Among the suspected cases is a student from White Mountain School in Bethlehem, New Hampshire. The student returned to the U.S. from China on January 6 and went to Littleton Regional Healthcare on Thursday with mild flu-like symptoms, according to the New Hampshire hospital. Measures were taken to prevent cross-contamination until the CDC confirms test results.

On Monday, New York Governor Andrew Cuomo confirmed that the Department of Health was still awaiting test results for five individuals. Cases are also suspected in Maryland and San Diego County, California.
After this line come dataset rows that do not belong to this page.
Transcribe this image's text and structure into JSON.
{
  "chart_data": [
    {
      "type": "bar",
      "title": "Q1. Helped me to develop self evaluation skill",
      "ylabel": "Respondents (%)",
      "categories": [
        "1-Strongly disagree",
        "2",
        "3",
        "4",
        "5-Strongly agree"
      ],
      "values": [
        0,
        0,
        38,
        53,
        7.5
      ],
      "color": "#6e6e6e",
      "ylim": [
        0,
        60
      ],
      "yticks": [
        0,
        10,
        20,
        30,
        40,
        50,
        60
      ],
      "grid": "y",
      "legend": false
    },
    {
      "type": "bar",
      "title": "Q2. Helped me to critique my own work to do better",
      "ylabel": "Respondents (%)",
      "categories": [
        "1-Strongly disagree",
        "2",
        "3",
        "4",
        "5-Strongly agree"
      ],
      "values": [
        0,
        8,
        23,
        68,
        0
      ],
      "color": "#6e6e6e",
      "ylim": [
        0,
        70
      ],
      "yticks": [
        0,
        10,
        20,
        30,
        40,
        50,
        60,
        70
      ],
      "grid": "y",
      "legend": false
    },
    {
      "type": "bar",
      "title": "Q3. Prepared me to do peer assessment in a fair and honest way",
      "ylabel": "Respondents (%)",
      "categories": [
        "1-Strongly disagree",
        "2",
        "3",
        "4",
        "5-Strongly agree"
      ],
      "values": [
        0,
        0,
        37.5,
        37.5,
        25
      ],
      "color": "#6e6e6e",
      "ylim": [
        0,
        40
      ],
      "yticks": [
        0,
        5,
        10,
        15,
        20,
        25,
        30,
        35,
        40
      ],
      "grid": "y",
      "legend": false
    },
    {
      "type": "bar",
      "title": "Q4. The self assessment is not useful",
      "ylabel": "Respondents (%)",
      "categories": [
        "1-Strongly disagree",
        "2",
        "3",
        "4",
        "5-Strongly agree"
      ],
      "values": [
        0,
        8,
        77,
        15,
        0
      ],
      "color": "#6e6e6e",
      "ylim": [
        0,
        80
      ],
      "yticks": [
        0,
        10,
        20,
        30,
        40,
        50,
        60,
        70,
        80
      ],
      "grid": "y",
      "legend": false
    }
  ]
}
Symptoms of the new strain of coronavirus include fever, cough and shortness of breath. These symptoms are also characteristic of a number of other respiratory viruses, so the virus' presence in an area can be confirmed only by a positive test result.

coronavirus us confirmed suspected cases
The Department of Health and Human Services will be holding a press conference today on their coordinated public health response to the 2019 coronavirus (2019-nCoV) on Tuesday in Washington, D.C. As of Tuesday morning, there were only five confirmed cases of coronavirus in the U.S. and about 70 were still awaiting test results. Samuel Corum/Getty

Confirmed Cases

On Sunday, the CDC confirmed there have been five cases of coronavirus in the U.S., equivalent to about 13 percent of those who had been tested. Two cases were identified in California, while Arizona, Washington and Illinois each had one confirmed case.

Every one of the five confirmed cases involved someone who recently traveled to Wuhan, and human-to-human transmission has not been identified in the U.S. The CDC predicted that would likely change, however.

To prevent additional cases of the virus appearing in the U.S., the CDC updated its travel guidelines on Monday to advise people to avoid traveling to any part of China. The agency has also implemented health screenings at more than a dozen airports to detect the virus in high-risk travelers.

Expectations for Future Cases

Messonnier told reporters on Monday that the number of suspected cases will "only increase," and the CDC said it's likely cases will include person-to-person spread in the coming days or weeks. The agency's goal, meanwhile, is to respond in a way that prevents sustained spread in America.

Since the virus hadn't spread within communities where cases were confirmed, Messonnier said, the immediate health risk to the general public is believed to be low.